I. Scope of application
The Provisions primarily apply to cases where the respondent or an interested party wishes to contest in a people’s court the Board’s decision to reject reconsideration of a trademark application, refuse registration of a trademark, and reject reconsideration of a cancellation of a trademark, announcement of an invalid trademark or reconsideration of an invalidation announcement.
II. Major provisions
With respect to the aforementioned common issues in litigation, the provisions primarily cover the following aspects:
1. For claims not asserted by the plaintiff in litigation but the Board perceived there to be clear inequities, such dispute may be adjudicated by the court after the parties have made their statements.
2. A more detailed explanation is provided for refusal to register a mark under Article 10 of the Trademark Law, including where it is “similar to the name of a country”, “misleading”, or has “improper influence”.
3. Analysis and guidance are provided with respect to determining “distinctiveness.” The Provisions emphasize the use of “public common knowledge” to determine distinctiveness, as well as provide for clearer rules regarding foreign language marks and three dimensional marks.
4. An assessment standard is provided for the determination of “generic names.”
5. With respect to claims involving famous marks, more detailed analysis factors for determining the propensity of confusion are provided.
6. There is now a clearer scope regarding A the determination of agency relationships under Article 15 of the Trademark Law.
7. There is now a clearer basis for deciding disputes involving geographic indicators.
8. Further explanation is provided for disputes involving “priority rights.” Copyrighted contents and company names can both be deemed as priority rights.
9. Clarification regarding the circumstances for protecting the name rights of natural persons.
10. There are now more detailed consideration factors for determining “malicious registration” and “unjust means.”
11. Further explanation is provided with respect to trademark usage issues.
12. Specific provisions are made with respect to “violation of statutory procedures” and “same facts and reasons.”

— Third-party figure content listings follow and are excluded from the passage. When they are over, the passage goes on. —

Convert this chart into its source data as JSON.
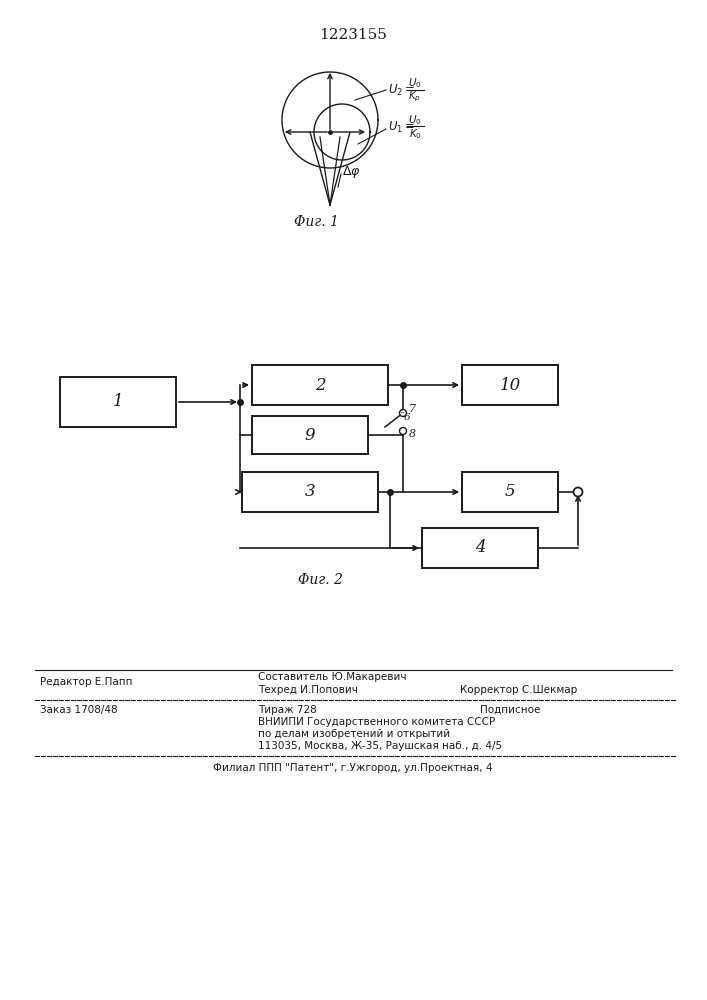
{
  "patent_number": "1223155",
  "fig1_caption": "Φиг. 1",
  "fig2_caption": "Φиг. 2",
  "background_color": "#ffffff",
  "line_color": "#1a1a1a",
  "box1_label": "1",
  "box2_label": "2",
  "box3_label": "3",
  "box4_label": "4",
  "box5_label": "5",
  "box9_label": "9",
  "box10_label": "10",
  "switch_label": "̑6",
  "node7_label": "7",
  "node8_label": "8",
  "editor_line": "Редактор Е.Папп",
  "composer_line": "Составитель Ю.Макаревич",
  "techred_line": "Техред И.Попович",
  "corrector_line": "Корректор С.Шекмар",
  "order_line": "Заказ 1708/48",
  "tirazh_line": "Тираж 728",
  "podpisnoe_line": "Подписное",
  "vnipi_line1": "ВНИИПИ Государственного комитета СССР",
  "vnipi_line2": "по делам изобретений и открытий",
  "vnipi_line3": "113035, Москва, Ж-35, Раушская наб., д. 4/5",
  "filial_line": "Филиал ППП \"Патент\", г.Ужгород, ул.Проектная, 4"
}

The release of the Provisions provides a basis for a more accurate application of the Trademark Law based on its original legislative objectives, with in particular the protection of priority rights, prevention of malicious registrations, as well as the more detailed explanations regarding the administrative process. For trademark applicants or interested parties, those explanations provide a specific scheme to follow in evidence preparation and trademark protection; and from the Board’s perspective, it is now easier to decide whether to grant trademark rights or not. In addition, the Provisions provide for more specific solutions to the issue of recurrent litigation in trademark grant and ownership determination administrative actions, thereby reducing the litigation burden of the relevant parties to a certain extent. Therefore, the release of the Provisions may prove to be of substantial help in increasing the efficiency of deciding trademark grant and ownership cases.